Lois Brown, Foundation Professor (Literature) and Director, Center for the Study of Race and Democracy

Foundation Professor Lois Brown moved to Arizona in the blaze of July heat and her work as the director of the Center for the Study of Race and Democracy has been on fire ever since.

Currently developing a two-to-three-year program plan under the heading of “Race and Place,” Brown has been long-interested in that relationship. Her commitment to this interconnectedness is visible in her extensive research on telling untold histories and narratives of African Americans: “I’m somebody who really likes to think about what is below the surface and contemplate what we haven’t seen yet or what we think we’ve forgotten.”

Invested in the process of excavating memories, Brown is a literature scholar who frequents archives. Archives are generative places, and she first fell in love with archival research while writing her first book, a biography of Pauline Elizabeth Hopkins, when an archivist introduced her to a collection of uncatalogued materials. Those records, she explains, are filled with treasure in the form of untold narratives.

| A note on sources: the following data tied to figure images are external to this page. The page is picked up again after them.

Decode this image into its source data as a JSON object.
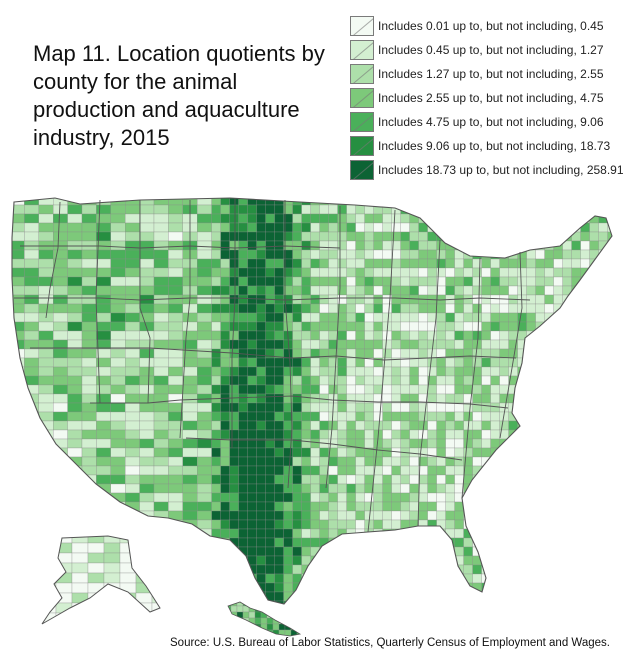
{
  "map": {
    "title": "Map 11. Location quotients by county for the animal production and aquaculture industry, 2015",
    "source": "Source: U.S. Bureau of Labor Statistics, Quarterly Census of Employment and Wages."
  },
  "legend": {
    "items": [
      {
        "label": "Includes 0.01 up to, but not including, 0.45",
        "color": "#f3faf3"
      },
      {
        "label": "Includes 0.45 up to, but not including, 1.27",
        "color": "#d3efd1"
      },
      {
        "label": "Includes 1.27 up to, but not including, 2.55",
        "color": "#addfaa"
      },
      {
        "label": "Includes 2.55 up to, but not including, 4.75",
        "color": "#7dc97a"
      },
      {
        "label": "Includes 4.75 up to, but not including, 9.06",
        "color": "#4ab05a"
      },
      {
        "label": "Includes 9.06 up to, but not including, 18.73",
        "color": "#268f41"
      },
      {
        "label": "Includes 18.73 up to, but not including, 258.91",
        "color": "#0c6334"
      }
    ]
  }
}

Brown’s love of unearthing memory can also be seen in her research visits to old cemeteries. These sites are particularly intriguing for historical work because of their spatial organization and varying levels of preservation. In some cases, headstones have fallen over, leaving only a smooth, unmarked rock visible while valuable historical and identifying markers are submerged in the earth. When this occurs, Brown, often in the company of students that she takes on field trips to local sites, will lift the headstones—an act that reveals hidden, sometimes forgotten, histories.

While at ASU, Brown intends to engage with these histories in the classroom. Her first course at ASU, an undergraduate class entitled “Race, Place, and Memory in African American Literature,” examined these themes. “Memory is different in the Southwest. Starting points are different,” she explains. In her course, Brown explored the role of the geography and history of the Southwest in this dynamic.

—Emily Robinson

Image: ASU Directory photo of Lois Brown.